Parents of children with speech issues should know that every child in the U.S. has the right to free speech therapy as a result of federal legislation 43 years ago. The free therapy can begin in preschool and run through the high school years. It covers all the types of speech problems.
A brochure entitled “Special Education Law and Children Who Stutter” is available for download on the website of the Stuttering Foundation (stutteringhelp.org), a site with great resources for children and adults who stutter.
Again, the free speech therapy encompasses all speech problems, including phonological disorder, and not just stuttering.
If more parents knew about this amazing benefit of free speech therapy, then more children could be helped.
Editorial, op-ed unfairly characterize Banks' words
The Oct. 26 editorial includes the following quote from Rep. Jim Banks: “Pursuant to the rules of the House of Representatives, the minority party retains rights to the same information that is provided to the majority party. For these reasons I ask that you provide me any information that is submitted to the select committee.”
Nowhere in that statement does he say he is a member of the Jan. 6 committee.
However, both The Journal Gazette and the op-ed by David H. Lindquist of the same date accuse him of saying so.
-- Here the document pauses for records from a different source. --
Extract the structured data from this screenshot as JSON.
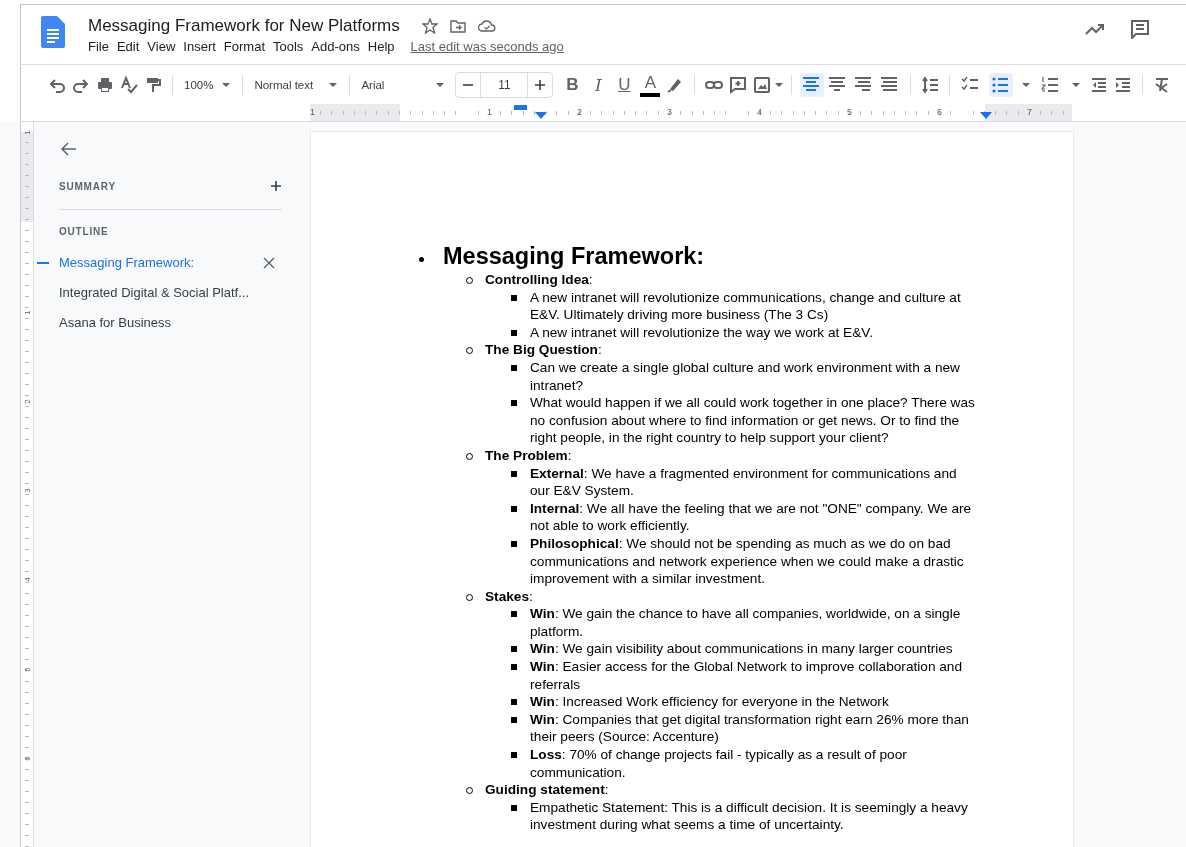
{
  "header": {
    "title": "Messaging Framework for New Platforms",
    "menu": [
      "File",
      "Edit",
      "View",
      "Insert",
      "Format",
      "Tools",
      "Add-ons",
      "Help"
    ],
    "last_edit": "Last edit was seconds ago"
  },
  "toolbar": {
    "zoom": "100%",
    "style": "Normal text",
    "font": "Arial",
    "font_size": "11",
    "format_buttons": [
      {
        "kind": "bold",
        "label": "B"
      },
      {
        "kind": "italic",
        "label": "I"
      },
      {
        "kind": "underline",
        "label": "U"
      },
      {
        "kind": "color",
        "label": "A"
      }
    ],
    "align_buttons": [
      {
        "kind": "left",
        "selected": true
      },
      {
        "kind": "center",
        "selected": false
      },
      {
        "kind": "right",
        "selected": false
      },
      {
        "kind": "justify",
        "selected": false
      }
    ],
    "list_buttons": [
      {
        "kind": "checklist",
        "selected": false
      },
      {
        "kind": "bulleted",
        "selected": true
      },
      {
        "kind": "numbered",
        "selected": false
      }
    ]
  },
  "ruler": {
    "labels": [
      "1",
      "1",
      "2",
      "3",
      "4",
      "5",
      "6",
      "7"
    ]
  },
  "vertical_ruler": {
    "labels": [
      "1",
      "1",
      "2",
      "3",
      "4",
      "5",
      "6"
    ]
  },
  "sidebar": {
    "summary_label": "SUMMARY",
    "outline_label": "OUTLINE",
    "items": [
      {
        "text": "Messaging Framework:",
        "selected": true
      },
      {
        "text": "Integrated Digital & Social Platf...",
        "selected": false
      },
      {
        "text": "Asana for Business",
        "selected": false
      }
    ]
  },
  "document": {
    "heading": "Messaging Framework:",
    "sections": [
      {
        "title": "**Controlling Idea**:",
        "bullets": [
          "A new intranet will revolutionize communications, change and culture at E&V. Ultimately driving more business (The 3 Cs)",
          "A new intranet will revolutionize the way we work at E&V."
        ]
      },
      {
        "title": "**The Big Question**:",
        "bullets": [
          "Can we create a single global culture and work environment with a new intranet?",
          "What would happen if we all could work together in one place? There was no confusion about where to find information or get news. Or to find the right people, in the right country to help support your client?"
        ]
      },
      {
        "title": "**The Problem**:",
        "bullets": [
          "**External**: We have a fragmented environment for communications and our E&V System.",
          "**Internal**: We all have the feeling that we are not \"ONE\" company. We are not able to work efficiently.",
          "**Philosophical**: We should not be spending as much as we do on bad communications and network experience when we could make a drastic improvement with a similar investment."
        ]
      },
      {
        "title": "**Stakes**:",
        "bullets": [
          "**Win**: We gain the chance to have all companies, worldwide, on a single platform.",
          "**Win**: We gain visibility about communications in many larger countries",
          "**Win**: Easier access for the Global Network to improve collaboration and referrals",
          "**Win**: Increased Work efficiency for everyone in the Network",
          "**Win**: Companies that get digital transformation right earn 26% more than their peers (Source: Accenture)",
          "**Loss**: 70% of change projects fail - typically as a result of poor communication."
        ]
      },
      {
        "title": "**Guiding statement**:",
        "bullets": [
          "Empathetic Statement: This is a difficult decision. It is seemingly a heavy investment during what seems a time of uncertainty."
        ]
      }
    ]
  }
}
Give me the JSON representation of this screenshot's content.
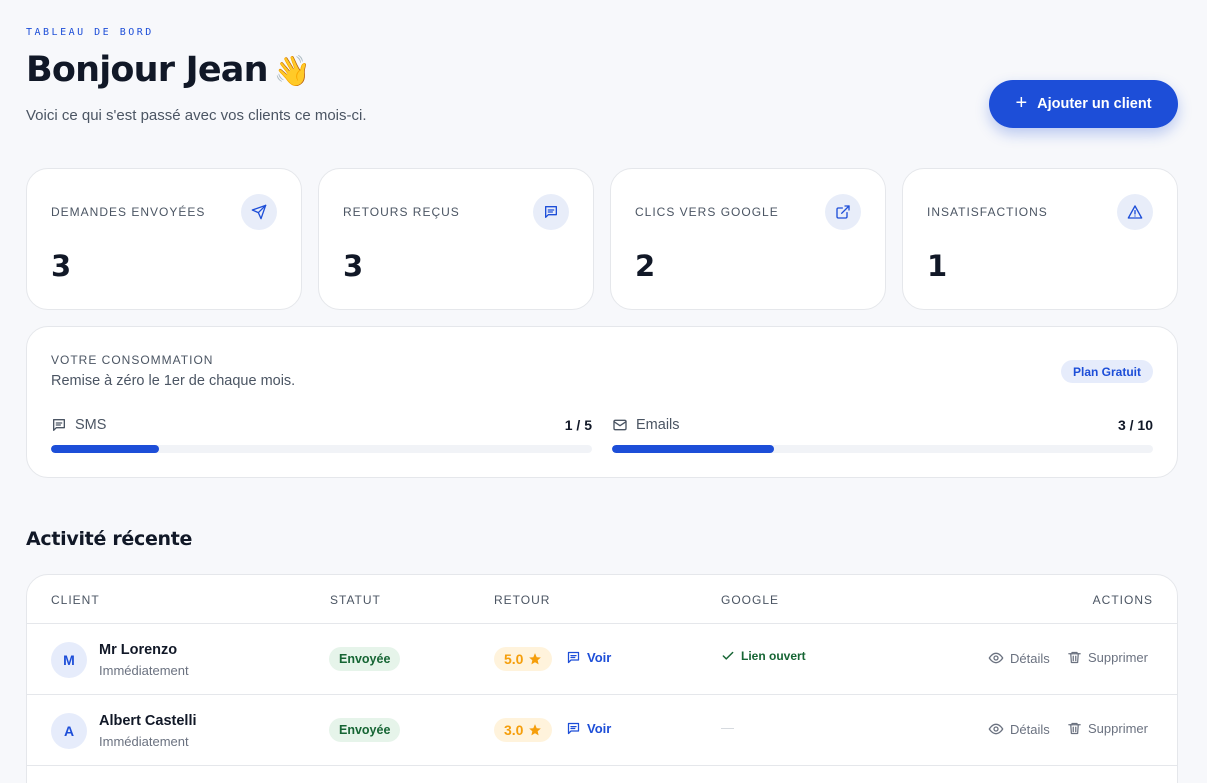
{
  "header": {
    "eyebrow": "TABLEAU DE BORD",
    "title": "Bonjour Jean",
    "emoji": "👋",
    "subtitle": "Voici ce qui s'est passé avec vos clients ce mois-ci.",
    "add_button_label": "Ajouter un client"
  },
  "stats": [
    {
      "label": "Demandes envoyées",
      "value": "3",
      "icon": "send-icon"
    },
    {
      "label": "Retours reçus",
      "value": "3",
      "icon": "message-icon"
    },
    {
      "label": "Clics vers Google",
      "value": "2",
      "icon": "external-link-icon"
    },
    {
      "label": "Insatisfactions",
      "value": "1",
      "icon": "warning-icon"
    }
  ],
  "usage": {
    "title": "VOTRE CONSOMMATION",
    "subtitle": "Remise à zéro le 1er de chaque mois.",
    "plan": "Plan Gratuit",
    "meters": [
      {
        "name": "SMS",
        "count": "1 / 5",
        "used": 1,
        "total": 5,
        "icon": "message-icon"
      },
      {
        "name": "Emails",
        "count": "3 / 10",
        "used": 3,
        "total": 10,
        "icon": "mail-icon"
      }
    ]
  },
  "activity": {
    "title": "Activité récente",
    "columns": {
      "client": "CLIENT",
      "status": "STATUT",
      "feedback": "RETOUR",
      "google": "GOOGLE",
      "actions": "ACTIONS"
    },
    "rows": [
      {
        "initial": "M",
        "name": "Mr Lorenzo",
        "when": "Immédiatement",
        "status": "Envoyée",
        "rating": "5.0",
        "view": "Voir",
        "google": "Lien ouvert",
        "details": "Détails",
        "delete": "Supprimer"
      },
      {
        "initial": "A",
        "name": "Albert Castelli",
        "when": "Immédiatement",
        "status": "Envoyée",
        "rating": "3.0",
        "view": "Voir",
        "google": "—",
        "details": "Détails",
        "delete": "Supprimer"
      }
    ]
  },
  "colors": {
    "accent": "#1d4ed8",
    "success": "#166534",
    "star": "#f59e0b"
  }
}
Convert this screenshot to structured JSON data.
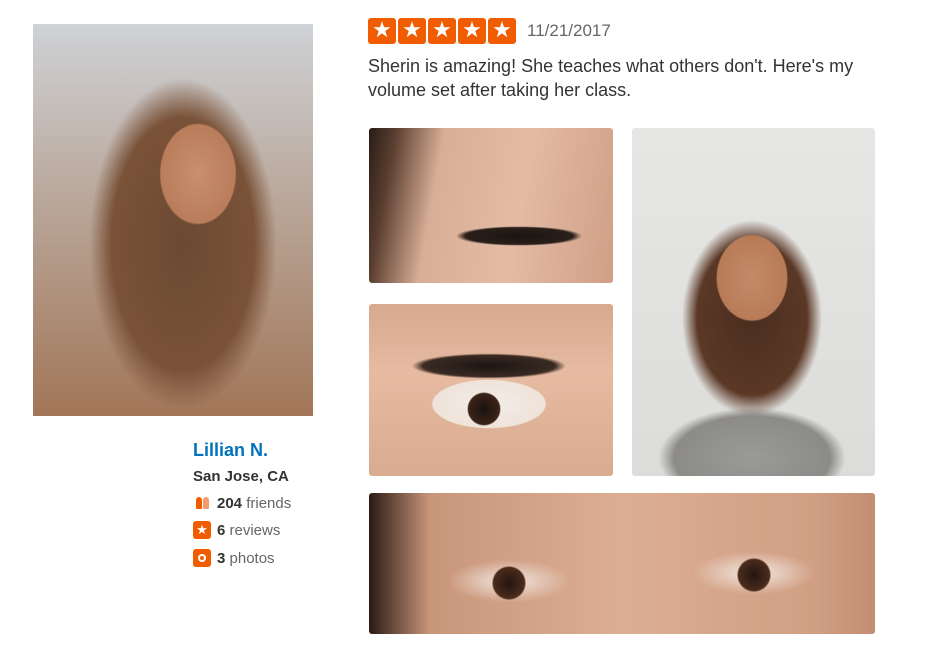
{
  "user": {
    "name": "Lillian N.",
    "location": "San Jose, CA",
    "friends_count": "204",
    "friends_label": "friends",
    "reviews_count": "6",
    "reviews_label": "reviews",
    "photos_count": "3",
    "photos_label": "photos"
  },
  "review": {
    "rating": 5,
    "star_glyph": "★",
    "date": "11/21/2017",
    "text": "Sherin is amazing! She teaches what others don't. Here's my volume set after taking her class."
  },
  "colors": {
    "accent": "#f15c00",
    "name_link": "#0073bb"
  }
}
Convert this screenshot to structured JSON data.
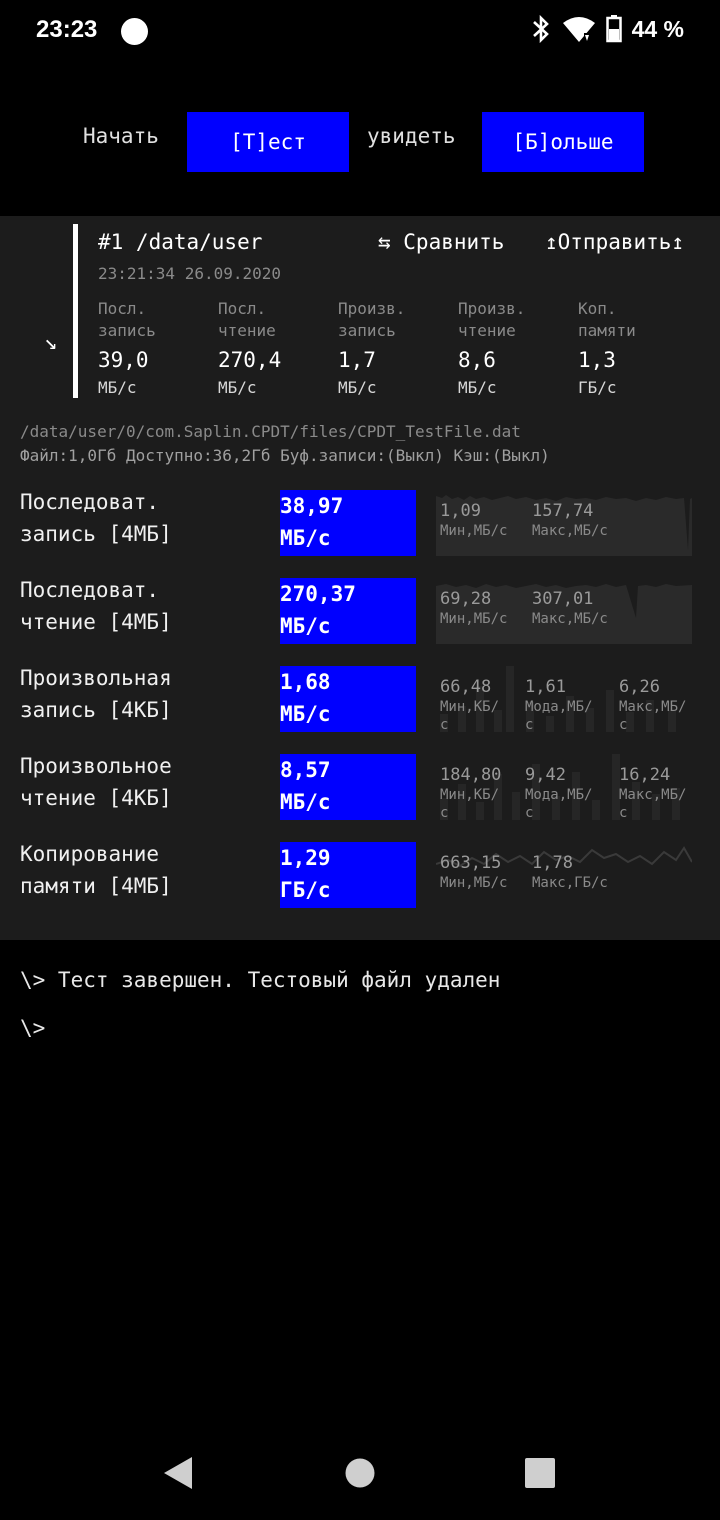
{
  "status_bar": {
    "time": "23:23",
    "battery": "44 %"
  },
  "toolbar": {
    "start_label": "Начать",
    "test_button": "[Т]ест",
    "see_label": "увидеть",
    "more_button": "[Б]ольше"
  },
  "result": {
    "title": "#1 /data/user",
    "compare": "⇆ Сравнить",
    "send": "↥Отправить↥",
    "datetime": "23:21:34 26.09.2020",
    "columns": [
      {
        "label1": "Посл.",
        "label2": "запись",
        "value": "39,0",
        "unit": "МБ/с"
      },
      {
        "label1": "Посл.",
        "label2": "чтение",
        "value": "270,4",
        "unit": "МБ/с"
      },
      {
        "label1": "Произв.",
        "label2": "запись",
        "value": "1,7",
        "unit": "МБ/с"
      },
      {
        "label1": "Произв.",
        "label2": "чтение",
        "value": "8,6",
        "unit": "МБ/с"
      },
      {
        "label1": "Коп.",
        "label2": "памяти",
        "value": "1,3",
        "unit": "ГБ/с"
      }
    ]
  },
  "file": {
    "path": "/data/user/0/com.Saplin.CPDT/files/CPDT_TestFile.dat",
    "info": "Файл:1,0Гб Доступно:36,2Гб Буф.записи:(Выкл) Кэш:(Выкл)"
  },
  "tests": [
    {
      "name1": "Последоват.",
      "name2": "запись [4МБ]",
      "value1": "38,97",
      "value2": "МБ/с",
      "stats": [
        {
          "v": "1,09",
          "l1": "Мин,МБ/с",
          "l2": ""
        },
        {
          "v": "157,74",
          "l1": "Макс,МБ/с",
          "l2": ""
        }
      ]
    },
    {
      "name1": "Последоват.",
      "name2": "чтение [4МБ]",
      "value1": "270,37",
      "value2": "МБ/с",
      "stats": [
        {
          "v": "69,28",
          "l1": "Мин,МБ/с",
          "l2": ""
        },
        {
          "v": "307,01",
          "l1": "Макс,МБ/с",
          "l2": ""
        }
      ]
    },
    {
      "name1": "Произвольная",
      "name2": "запись [4КБ]",
      "value1": "1,68",
      "value2": "МБ/с",
      "stats": [
        {
          "v": "66,48",
          "l1": "Мин,КБ/",
          "l2": "с"
        },
        {
          "v": "1,61",
          "l1": "Мода,МБ/",
          "l2": "с"
        },
        {
          "v": "6,26",
          "l1": "Макс,МБ/",
          "l2": "с"
        }
      ]
    },
    {
      "name1": "Произвольное",
      "name2": "чтение [4КБ]",
      "value1": "8,57",
      "value2": "МБ/с",
      "stats": [
        {
          "v": "184,80",
          "l1": "Мин,КБ/",
          "l2": "с"
        },
        {
          "v": "9,42",
          "l1": "Мода,МБ/",
          "l2": "с"
        },
        {
          "v": "16,24",
          "l1": "Макс,МБ/",
          "l2": "с"
        }
      ]
    },
    {
      "name1": "Копирование",
      "name2": "памяти [4МБ]",
      "value1": "1,29",
      "value2": "ГБ/с",
      "stats": [
        {
          "v": "663,15",
          "l1": "Мин,МБ/с",
          "l2": ""
        },
        {
          "v": "1,78",
          "l1": "Макс,ГБ/с",
          "l2": ""
        }
      ]
    }
  ],
  "console": {
    "line1": "\\> Тест завершен. Тестовый файл удален",
    "line2": "\\>"
  }
}
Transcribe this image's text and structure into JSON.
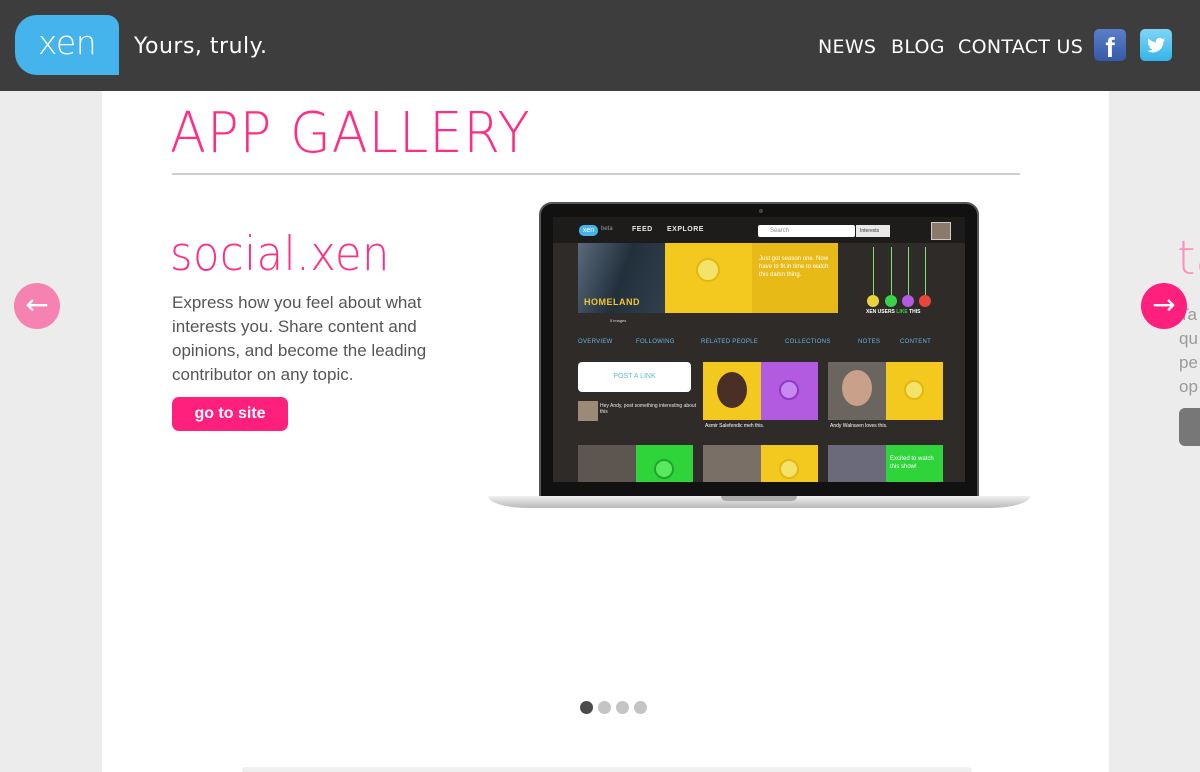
{
  "header": {
    "logo_text": "xen",
    "tagline": "Yours, truly.",
    "nav": [
      "NEWS",
      "BLOG",
      "CONTACT US"
    ],
    "social": [
      {
        "name": "facebook",
        "glyph": "f"
      },
      {
        "name": "twitter",
        "glyph": "t"
      }
    ]
  },
  "gallery": {
    "title": "APP GALLERY",
    "slide": {
      "app_name": "social.xen",
      "description": "Express how you feel about what interests you. Share content and opinions, and become the leading contributor on any topic.",
      "button_label": "go to site"
    },
    "next_slide_peek": {
      "title_fragment": "ta",
      "lines": [
        "Ta",
        "qu",
        "pe",
        "op"
      ]
    },
    "pagination": {
      "count": 4,
      "active_index": 0
    }
  },
  "arrows": {
    "prev_glyph": "←",
    "next_glyph": "→"
  },
  "screen": {
    "logo": "xen",
    "beta": "beta",
    "nav": [
      "FEED",
      "EXPLORE"
    ],
    "search_placeholder": "Search",
    "interests_label": "Interests",
    "show_title": "HOMELAND",
    "images_count": "5 images",
    "bubble_text": "Just got season one. Now have to fit in time to watch this damn thing.",
    "users_like_prefix": "XEN USERS ",
    "users_like_word": "LIKE",
    "users_like_suffix": " THIS",
    "tabs": [
      "OVERVIEW",
      "FOLLOWING",
      "RELATED PEOPLE",
      "COLLECTIONS",
      "NOTES",
      "CONTENT"
    ],
    "post_link": "POST A LINK",
    "comment": "Hey Andy, post something interesting about this",
    "captions": [
      "Asmir Salefendic meh this.",
      "Andy Walraven loves this."
    ],
    "tile_text": "Excited to watch this show!"
  },
  "colors": {
    "accent_pink": "#ff1f7d",
    "title_pink": "#ff2e84",
    "logo_blue": "#45b4ec",
    "header_bg": "#3d3d3d"
  }
}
To quote Lindquist: “...Banks falsely claimed to be a member of the Jan. 6 committee ...”
So I ask: Where can decency in reporting be found?
Linda J. Kirby
Editor's note: Banks signed his letter as “ranking member”of the committee, of which he is not a member.
The comics conundrum
Hey, I have an idea!
Read the comics you like and don't read the ones you dislike.
Sound like a plan?
Medicare offsets Social Security increase
So I've been trying to feel good about the possibility that my monthly Social Security check would be increasing by 5.9%, trying to put a positive spin on it with the old adage, “Every little bit helps.” And now I learn we older Americans are about to experience is a 14.5% increase in our Medicare premiums.
I would never say I've ever been a mathematical genius, so the best I can figure is that I will experience an 8.6% decrease in my monthly retirement benefit check.
Will someone please explain to me how this helps?